In the past few years, membrane microdomains have become a popular subject of study across many disciplines. A substantial volume of work, which includes functional experiments and proteomics analysis, points to an important role for these domains as regulators of signal transduction pathways in lymphocytes. Their importance in signalling most likely reflects their ability to compartmentalise proteins at the plasma membrane and upon receptor stimulation to facilitate the assembly of signalling complexes (‘signalosomes’). However, despite the substantial progress made so far, critical questions remain unanswered. Hence, the structure of lipid rafts remains elusive, as is potential changes in their size and protein/lipid composition during stimulation or through the different stages of cell differentiation. One approach that can potentially provide useful information could be the systematic analysis of detergent-resistant membrane preparations using proteomics. Such an analysis could reveal which proteins and when move in and out of rafts during receptor signalling, and in the case of T cells during TCR stimulation. Also, such analysis could potentially identify post-translational modifications (i.e. phosphorylation, lipidation, ubiquitination) of DRM-associated proteins induced by receptor stimulation, which in certain cases may be indicative of the signalling activity of the protein. Information assimilated from the proteomics analysis can form the basis for constructing a ‘map of events’ taking place in lipid rafts after TCR stimulation.

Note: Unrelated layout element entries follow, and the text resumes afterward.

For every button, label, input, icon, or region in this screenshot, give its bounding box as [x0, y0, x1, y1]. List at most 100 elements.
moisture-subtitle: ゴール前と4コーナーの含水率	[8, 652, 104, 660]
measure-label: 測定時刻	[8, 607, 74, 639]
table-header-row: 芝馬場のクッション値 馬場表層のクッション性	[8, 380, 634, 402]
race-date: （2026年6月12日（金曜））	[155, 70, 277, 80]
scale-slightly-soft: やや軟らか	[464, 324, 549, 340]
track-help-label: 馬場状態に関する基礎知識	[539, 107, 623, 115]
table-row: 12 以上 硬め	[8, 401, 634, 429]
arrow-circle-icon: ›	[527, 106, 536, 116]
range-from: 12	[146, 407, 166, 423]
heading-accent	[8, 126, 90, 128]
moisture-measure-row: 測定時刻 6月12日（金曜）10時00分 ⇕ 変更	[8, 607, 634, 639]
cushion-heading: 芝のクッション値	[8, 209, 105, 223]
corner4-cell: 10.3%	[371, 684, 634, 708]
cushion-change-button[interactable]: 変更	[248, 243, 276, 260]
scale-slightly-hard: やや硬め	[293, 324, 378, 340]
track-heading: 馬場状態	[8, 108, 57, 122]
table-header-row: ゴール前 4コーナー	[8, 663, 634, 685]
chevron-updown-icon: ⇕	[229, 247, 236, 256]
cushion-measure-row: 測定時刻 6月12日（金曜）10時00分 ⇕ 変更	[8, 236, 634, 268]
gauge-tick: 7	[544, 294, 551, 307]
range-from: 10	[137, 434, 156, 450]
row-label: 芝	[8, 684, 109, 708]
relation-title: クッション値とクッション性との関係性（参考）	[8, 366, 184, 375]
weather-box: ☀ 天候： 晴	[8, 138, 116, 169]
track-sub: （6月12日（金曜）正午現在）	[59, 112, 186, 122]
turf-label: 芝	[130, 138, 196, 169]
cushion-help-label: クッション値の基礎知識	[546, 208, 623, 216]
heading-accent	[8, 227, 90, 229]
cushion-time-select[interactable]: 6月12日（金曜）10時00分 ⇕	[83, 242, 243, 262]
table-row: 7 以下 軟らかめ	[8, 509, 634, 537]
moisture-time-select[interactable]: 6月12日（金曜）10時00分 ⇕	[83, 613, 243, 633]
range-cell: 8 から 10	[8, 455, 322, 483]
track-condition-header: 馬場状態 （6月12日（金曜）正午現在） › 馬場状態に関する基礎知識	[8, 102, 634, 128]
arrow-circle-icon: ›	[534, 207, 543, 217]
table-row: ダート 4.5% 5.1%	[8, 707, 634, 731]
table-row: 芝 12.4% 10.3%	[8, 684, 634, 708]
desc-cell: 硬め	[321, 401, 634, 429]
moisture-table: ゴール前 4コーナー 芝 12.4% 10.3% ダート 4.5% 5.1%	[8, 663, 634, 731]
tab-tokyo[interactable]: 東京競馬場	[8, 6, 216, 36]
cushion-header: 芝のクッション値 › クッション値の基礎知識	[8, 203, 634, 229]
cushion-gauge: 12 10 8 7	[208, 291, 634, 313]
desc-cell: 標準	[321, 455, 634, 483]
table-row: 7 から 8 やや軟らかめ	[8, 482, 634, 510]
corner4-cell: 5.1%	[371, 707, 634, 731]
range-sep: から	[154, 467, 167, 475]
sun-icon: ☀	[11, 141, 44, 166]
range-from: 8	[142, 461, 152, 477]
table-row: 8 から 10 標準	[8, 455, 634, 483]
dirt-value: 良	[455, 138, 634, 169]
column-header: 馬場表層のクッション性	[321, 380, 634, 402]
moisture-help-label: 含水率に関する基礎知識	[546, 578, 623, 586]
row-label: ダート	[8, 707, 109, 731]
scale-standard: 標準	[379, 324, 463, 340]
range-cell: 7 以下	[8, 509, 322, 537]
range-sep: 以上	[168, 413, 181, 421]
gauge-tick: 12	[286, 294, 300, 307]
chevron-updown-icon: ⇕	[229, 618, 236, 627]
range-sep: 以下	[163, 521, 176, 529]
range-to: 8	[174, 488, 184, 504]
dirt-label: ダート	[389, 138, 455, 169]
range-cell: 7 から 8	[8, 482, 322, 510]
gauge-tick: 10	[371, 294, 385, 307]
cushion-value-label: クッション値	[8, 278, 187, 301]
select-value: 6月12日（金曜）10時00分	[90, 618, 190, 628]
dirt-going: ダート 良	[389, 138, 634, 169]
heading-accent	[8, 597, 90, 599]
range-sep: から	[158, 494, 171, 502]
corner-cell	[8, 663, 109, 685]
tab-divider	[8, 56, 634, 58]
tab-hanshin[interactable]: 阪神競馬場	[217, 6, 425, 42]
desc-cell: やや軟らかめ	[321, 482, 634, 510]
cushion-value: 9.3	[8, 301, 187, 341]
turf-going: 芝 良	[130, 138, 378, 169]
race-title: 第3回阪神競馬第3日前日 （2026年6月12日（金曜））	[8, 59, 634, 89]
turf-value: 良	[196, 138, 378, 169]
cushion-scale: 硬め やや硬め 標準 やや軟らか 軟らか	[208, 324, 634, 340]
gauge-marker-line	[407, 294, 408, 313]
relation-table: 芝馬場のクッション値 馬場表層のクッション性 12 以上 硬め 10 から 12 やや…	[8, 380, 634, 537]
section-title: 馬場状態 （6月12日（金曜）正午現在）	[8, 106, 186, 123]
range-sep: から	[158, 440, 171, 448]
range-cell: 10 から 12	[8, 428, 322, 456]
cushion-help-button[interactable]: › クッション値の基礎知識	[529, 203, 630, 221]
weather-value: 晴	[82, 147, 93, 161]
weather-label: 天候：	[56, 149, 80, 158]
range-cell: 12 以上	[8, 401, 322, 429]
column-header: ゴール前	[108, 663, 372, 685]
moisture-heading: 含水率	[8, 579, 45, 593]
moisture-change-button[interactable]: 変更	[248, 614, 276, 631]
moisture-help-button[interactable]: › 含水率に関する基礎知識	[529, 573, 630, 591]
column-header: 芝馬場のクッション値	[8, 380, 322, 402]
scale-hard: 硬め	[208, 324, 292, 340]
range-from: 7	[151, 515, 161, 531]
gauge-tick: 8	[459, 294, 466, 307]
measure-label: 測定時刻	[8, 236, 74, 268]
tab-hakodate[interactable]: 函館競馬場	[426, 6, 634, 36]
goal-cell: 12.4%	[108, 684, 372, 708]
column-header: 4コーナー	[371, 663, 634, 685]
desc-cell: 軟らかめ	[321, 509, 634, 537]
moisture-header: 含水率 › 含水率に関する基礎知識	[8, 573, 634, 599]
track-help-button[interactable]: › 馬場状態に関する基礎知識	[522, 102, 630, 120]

It is also unknown if lipid rafts represent a homogeneous population or whether different types of rafts exist, potentially performing distinct tasks. Studies in leucocytes suggest that structurally and functionally diverse membrane domains may exist with a role in determining rear-front polarity during cell movement.^173–176 Further progress in this area will critically depend upon the development of new methods, as well as in the identification of specific raft markers which will allow us to visualize and track lipid rafts in living cells and possibly discriminate between different subtypes of microdomains. Understanding in detail how lipid rafts operate in T cells will not only refine our current theories of how TCR transduces signals, but will undoubtedly have implications in other fields of biology as well.